The gas orbits it in minutes
This achievement was considerably more difficult than for M87, although Sgr A is much closer to us. EHT scientist Chi-kwan (‘CK’) Chan, from the Steward Observatory and the Department of Astronomy and the Data Science Institute at the University of Arizona, explains:
“Gas in the vicinity of black holes moves at the same speed: almost as fast as light, around Sgr A and M87. But where the gas takes days to weeks to orbit the larger M87, in the much smaller Sgr A, it completes an orbit in mere minutes. This means that the brightness and pattern of the gas around Sgr A was changing rapidly as the EHT Collaboration observed it, a bit like trying to get a clear picture of a puppy quickly chasing its tail.”

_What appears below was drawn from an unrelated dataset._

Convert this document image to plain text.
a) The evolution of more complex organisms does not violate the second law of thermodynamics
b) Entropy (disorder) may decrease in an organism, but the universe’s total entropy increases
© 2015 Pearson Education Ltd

The researchers had to develop sophisticated new tools to explain the movement of gas around Sgr A. While M87 was an easier and more stable target, with almost all images looking the same, that was not the case for Sgr A. The Sgr A black hole image is an average of the different images the team extracted, finally revealing the giant lurking at the center of our galaxy for the first time.
The effort was made possible by the ingenuity of more than 300 researchers from 80 institutes around the world who together make up the EHT Collaboration. In addition to developing complex tools to overcome the challenges of imaging Sgr A, the team worked rigorously for five years, using supercomputers to combine and analyze their data, while compiling an unprecedented library of simulated black holes to compare with observations.
Scientists are particularly excited to finally have images of two black holes of vastly different sizes, offering an opportunity to understand how they compare and contrast. They have also begun to use the new data to test theories and models about how the gas around supermassive black holes behaves. This process is not yet fully understood, but it is believed to play a key role in the formation and evolution of galaxies.
“Now we can study the differences between these two supermassive black holes to gain valuable new clues about how this important process works.” said EHT scientist Keiichi Asada of the Institute of Astronomy and Astrophysics, Academia Sinica, Taiwan. “We have images of two black holes, one at the big end and one at the small end of supermassive black holes in the Universe, so we can go much further than ever before to test how gravity behaves in these extreme environments.” .
Progress on the EHT continues: a major observing campaign in March 2022 included more telescopes than ever before. The ongoing expansion of the EHT network and major technology upgrades will enable scientists to share even more impressive black hole images and movies in the near future, the finding statement concludes.